“Pero la mayoría de la gente ya se ha ido”, dije. Se quedará donde quiera, insistió, pase lo que pase. Luego, cuando me iba, me gritó: “Lleva a ese niño a un lugar seguro”.
Eso ayudó a convencerme. Anoche, mientras estaba acostado en mi colchón, me di cuenta de que no era justo que mi hijo de 15 años pagara por mi decisión de venir a Gaza y quedarme tanto tiempo en el norte. Podría haber sobrevivido 45 días, pero ¿sobreviviría los siguientes 45? Las posibilidades de escapar de la muerte son cada vez más estrechas. No tengo derecho a decidir por él. En su última llamada desde nuestra casa en Ramallah, en Cisjordania, mi esposa Hanna me dijo simplemente: “Quiero a mi hijo. Lo llevaste a Gaza. Tráelo de vuelta”.

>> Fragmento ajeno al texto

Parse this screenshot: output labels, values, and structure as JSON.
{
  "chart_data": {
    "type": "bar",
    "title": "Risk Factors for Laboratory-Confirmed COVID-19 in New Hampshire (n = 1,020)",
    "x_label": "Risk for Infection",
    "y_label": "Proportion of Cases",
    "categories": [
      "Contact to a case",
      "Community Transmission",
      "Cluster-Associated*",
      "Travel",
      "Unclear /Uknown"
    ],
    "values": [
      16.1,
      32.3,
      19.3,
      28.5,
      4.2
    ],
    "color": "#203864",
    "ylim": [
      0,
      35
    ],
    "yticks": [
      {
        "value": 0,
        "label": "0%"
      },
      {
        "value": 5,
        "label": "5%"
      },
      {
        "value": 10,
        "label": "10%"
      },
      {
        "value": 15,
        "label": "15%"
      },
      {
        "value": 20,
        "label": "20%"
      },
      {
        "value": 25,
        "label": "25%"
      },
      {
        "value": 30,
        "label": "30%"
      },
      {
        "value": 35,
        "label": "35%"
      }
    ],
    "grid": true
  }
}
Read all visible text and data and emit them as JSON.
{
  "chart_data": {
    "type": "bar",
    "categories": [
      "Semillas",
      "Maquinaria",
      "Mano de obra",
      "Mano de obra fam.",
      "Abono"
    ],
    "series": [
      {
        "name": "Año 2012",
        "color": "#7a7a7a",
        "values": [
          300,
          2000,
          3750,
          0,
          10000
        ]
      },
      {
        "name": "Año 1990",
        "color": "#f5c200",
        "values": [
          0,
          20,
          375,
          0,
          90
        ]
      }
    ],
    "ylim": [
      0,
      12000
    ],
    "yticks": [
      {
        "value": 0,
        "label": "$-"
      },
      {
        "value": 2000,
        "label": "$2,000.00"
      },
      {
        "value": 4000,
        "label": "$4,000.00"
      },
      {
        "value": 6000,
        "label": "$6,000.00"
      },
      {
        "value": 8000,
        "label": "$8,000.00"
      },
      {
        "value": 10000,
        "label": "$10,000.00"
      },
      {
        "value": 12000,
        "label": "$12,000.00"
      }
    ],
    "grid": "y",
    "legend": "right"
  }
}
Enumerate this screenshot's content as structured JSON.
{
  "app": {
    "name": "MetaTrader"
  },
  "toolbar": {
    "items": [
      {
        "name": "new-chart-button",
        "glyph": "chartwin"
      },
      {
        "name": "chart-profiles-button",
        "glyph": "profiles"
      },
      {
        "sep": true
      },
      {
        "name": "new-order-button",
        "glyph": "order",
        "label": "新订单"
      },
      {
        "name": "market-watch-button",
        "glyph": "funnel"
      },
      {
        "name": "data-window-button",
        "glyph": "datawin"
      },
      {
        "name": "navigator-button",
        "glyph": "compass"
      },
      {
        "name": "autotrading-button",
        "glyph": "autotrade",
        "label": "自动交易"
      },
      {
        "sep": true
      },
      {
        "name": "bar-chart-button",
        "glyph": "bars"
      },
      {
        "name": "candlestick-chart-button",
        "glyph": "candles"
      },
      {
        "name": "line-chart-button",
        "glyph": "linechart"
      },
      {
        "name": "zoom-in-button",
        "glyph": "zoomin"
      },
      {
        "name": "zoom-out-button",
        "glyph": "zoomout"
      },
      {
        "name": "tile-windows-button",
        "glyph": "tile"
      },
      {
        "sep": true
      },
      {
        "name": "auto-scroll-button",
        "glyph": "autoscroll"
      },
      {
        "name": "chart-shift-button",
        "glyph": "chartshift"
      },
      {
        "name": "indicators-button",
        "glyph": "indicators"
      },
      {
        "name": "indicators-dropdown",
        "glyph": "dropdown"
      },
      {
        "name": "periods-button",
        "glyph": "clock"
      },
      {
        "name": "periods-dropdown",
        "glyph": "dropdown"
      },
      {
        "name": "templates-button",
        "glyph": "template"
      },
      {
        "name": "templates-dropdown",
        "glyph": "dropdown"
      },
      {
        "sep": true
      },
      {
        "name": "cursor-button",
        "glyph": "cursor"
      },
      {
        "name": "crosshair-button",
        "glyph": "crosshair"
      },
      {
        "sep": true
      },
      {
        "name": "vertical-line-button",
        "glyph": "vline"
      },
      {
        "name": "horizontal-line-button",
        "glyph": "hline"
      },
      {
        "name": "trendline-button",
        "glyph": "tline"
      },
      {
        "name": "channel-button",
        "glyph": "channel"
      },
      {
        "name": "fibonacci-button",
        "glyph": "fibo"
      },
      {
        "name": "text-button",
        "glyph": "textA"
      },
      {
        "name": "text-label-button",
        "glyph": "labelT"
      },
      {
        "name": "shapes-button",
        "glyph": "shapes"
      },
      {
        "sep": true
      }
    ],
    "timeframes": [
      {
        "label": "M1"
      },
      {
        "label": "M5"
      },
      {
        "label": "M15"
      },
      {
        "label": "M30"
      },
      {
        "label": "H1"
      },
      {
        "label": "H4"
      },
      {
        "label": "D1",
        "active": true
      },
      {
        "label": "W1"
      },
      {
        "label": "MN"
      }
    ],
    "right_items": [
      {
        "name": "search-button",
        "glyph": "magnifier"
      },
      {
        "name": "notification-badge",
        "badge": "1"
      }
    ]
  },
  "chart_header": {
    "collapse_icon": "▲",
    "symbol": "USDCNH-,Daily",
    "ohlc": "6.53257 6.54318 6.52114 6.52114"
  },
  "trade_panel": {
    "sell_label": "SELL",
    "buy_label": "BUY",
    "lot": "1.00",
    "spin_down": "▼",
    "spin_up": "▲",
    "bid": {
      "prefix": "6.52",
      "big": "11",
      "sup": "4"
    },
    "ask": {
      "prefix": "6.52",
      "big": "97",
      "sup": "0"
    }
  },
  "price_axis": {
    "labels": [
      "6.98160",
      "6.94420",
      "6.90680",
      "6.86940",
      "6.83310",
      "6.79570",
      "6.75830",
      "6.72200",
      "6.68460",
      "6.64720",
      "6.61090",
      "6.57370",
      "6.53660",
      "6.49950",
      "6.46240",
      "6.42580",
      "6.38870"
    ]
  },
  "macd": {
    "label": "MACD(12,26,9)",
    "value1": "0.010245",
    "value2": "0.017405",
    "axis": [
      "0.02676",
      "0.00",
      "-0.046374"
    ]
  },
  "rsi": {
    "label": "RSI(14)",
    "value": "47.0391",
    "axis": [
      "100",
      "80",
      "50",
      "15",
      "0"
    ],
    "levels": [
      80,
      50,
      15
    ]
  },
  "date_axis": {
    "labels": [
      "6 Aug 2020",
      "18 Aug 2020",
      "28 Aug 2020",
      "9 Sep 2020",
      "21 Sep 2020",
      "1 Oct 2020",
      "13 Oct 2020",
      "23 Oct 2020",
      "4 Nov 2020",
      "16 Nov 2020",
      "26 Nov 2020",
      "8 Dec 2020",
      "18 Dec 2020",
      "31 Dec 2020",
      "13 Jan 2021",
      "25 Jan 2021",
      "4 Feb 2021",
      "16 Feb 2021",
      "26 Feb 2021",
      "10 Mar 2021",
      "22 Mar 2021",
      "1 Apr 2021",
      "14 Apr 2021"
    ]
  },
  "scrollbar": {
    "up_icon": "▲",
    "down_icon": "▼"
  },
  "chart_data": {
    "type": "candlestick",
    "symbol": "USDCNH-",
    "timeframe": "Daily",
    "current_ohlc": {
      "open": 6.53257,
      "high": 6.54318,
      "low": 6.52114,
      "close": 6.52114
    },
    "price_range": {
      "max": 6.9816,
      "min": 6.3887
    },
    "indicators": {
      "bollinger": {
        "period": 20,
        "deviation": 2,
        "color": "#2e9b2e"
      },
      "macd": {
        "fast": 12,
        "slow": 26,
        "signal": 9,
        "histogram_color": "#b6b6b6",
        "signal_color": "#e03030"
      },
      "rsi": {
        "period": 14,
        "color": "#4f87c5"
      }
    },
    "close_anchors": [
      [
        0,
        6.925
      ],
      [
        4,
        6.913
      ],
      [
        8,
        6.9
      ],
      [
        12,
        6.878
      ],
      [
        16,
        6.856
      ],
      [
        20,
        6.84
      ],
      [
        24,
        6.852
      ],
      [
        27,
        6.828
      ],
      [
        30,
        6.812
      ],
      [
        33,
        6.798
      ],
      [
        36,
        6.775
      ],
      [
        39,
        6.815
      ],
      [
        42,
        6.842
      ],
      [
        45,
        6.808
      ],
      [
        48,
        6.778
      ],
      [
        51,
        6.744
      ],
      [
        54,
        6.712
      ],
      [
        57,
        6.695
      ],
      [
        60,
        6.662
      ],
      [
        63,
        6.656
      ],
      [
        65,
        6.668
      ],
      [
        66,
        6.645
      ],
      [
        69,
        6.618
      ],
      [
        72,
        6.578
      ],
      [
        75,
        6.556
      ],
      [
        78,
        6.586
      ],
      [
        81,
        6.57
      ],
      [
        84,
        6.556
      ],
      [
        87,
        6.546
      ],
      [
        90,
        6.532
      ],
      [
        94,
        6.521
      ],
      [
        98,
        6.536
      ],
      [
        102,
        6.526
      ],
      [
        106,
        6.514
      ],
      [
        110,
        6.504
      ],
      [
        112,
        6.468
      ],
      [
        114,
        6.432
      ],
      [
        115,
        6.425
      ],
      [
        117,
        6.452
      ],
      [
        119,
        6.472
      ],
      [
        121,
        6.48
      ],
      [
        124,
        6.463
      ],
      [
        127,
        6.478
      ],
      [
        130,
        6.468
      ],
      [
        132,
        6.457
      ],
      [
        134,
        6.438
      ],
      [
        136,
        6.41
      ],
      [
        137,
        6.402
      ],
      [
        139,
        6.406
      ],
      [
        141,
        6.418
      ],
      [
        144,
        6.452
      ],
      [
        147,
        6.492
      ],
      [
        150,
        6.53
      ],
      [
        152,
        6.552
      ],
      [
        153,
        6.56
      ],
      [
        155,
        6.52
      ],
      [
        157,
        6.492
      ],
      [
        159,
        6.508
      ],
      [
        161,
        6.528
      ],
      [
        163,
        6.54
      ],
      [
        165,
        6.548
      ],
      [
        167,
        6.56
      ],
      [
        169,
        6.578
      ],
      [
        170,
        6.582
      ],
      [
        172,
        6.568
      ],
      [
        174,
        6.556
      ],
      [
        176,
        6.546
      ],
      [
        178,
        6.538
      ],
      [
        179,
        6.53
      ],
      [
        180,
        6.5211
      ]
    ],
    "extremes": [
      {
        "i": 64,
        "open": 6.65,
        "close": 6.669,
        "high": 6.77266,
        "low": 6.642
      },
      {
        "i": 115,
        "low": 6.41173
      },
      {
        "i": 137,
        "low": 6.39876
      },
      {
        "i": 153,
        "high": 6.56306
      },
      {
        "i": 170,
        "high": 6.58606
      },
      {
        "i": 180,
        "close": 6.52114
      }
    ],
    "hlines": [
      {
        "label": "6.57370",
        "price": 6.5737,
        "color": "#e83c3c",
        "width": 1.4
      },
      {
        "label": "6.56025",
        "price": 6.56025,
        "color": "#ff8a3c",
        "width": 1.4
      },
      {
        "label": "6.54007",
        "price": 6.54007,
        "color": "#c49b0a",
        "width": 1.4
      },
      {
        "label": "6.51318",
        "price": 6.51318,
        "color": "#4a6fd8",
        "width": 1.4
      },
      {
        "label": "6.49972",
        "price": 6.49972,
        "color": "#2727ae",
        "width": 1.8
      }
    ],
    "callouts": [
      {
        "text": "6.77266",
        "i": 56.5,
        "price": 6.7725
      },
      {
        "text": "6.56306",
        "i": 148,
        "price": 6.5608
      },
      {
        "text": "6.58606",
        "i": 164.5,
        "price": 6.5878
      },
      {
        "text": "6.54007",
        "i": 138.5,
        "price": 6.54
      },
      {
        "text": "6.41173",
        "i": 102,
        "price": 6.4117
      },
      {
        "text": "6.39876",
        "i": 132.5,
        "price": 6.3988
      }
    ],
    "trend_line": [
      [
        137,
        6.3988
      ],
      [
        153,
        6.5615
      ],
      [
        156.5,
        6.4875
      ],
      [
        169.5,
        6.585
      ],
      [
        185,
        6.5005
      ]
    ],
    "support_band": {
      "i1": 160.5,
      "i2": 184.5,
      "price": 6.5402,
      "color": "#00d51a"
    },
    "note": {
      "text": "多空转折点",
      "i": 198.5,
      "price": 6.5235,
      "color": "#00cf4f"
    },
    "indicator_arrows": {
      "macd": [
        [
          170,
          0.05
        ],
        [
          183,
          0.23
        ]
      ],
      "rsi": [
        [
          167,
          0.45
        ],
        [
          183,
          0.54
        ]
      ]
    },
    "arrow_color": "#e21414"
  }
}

Las conversaciones sobre una tregua llenan las noticias, y este podría ser un buen momento para dirigirse al sur, a Rafah, y estar cerca de la frontera con Egipto en caso de que se abra. Después de todo, tengo un trabajo en el ministerio en Ramallah al que volver.
La visión de los proyectiles volando frente a mi ventana la noche anterior también dejó claro que era hora de partir: a veces es mejor ser prudente que corregir, si eso tiene sentido. Lo sabio es dar a todos la oportunidad de vivir, incluso si lo correcto es no permitir que los israelíes se salgan con la suya con una segunda Nakba, otra expulsión más de nuestra tierra.
Cuando finalmente llega esta mañana, llega el conductor que hemos contratado para el primer tramo de nuestro viaje. Con nosotros viajan mi suegro Mostafa y su esposa Widdad, que va en silla de ruedas. Mis suegros quieren quedarse con su nieta Wissam, de 23 años, en el Hospital Europeo de Gaza en Khan Younis, en el sur. Wissam se está recuperando de una cirugía de triple amputación, después de sobrevivir a un bombardeo en la primera semana que mató a sus padres y a la mayoría de sus hermanos. La hermana sobreviviente de Wissam, también llamada Widdad, puede cuidar de su abuela y de Wissam.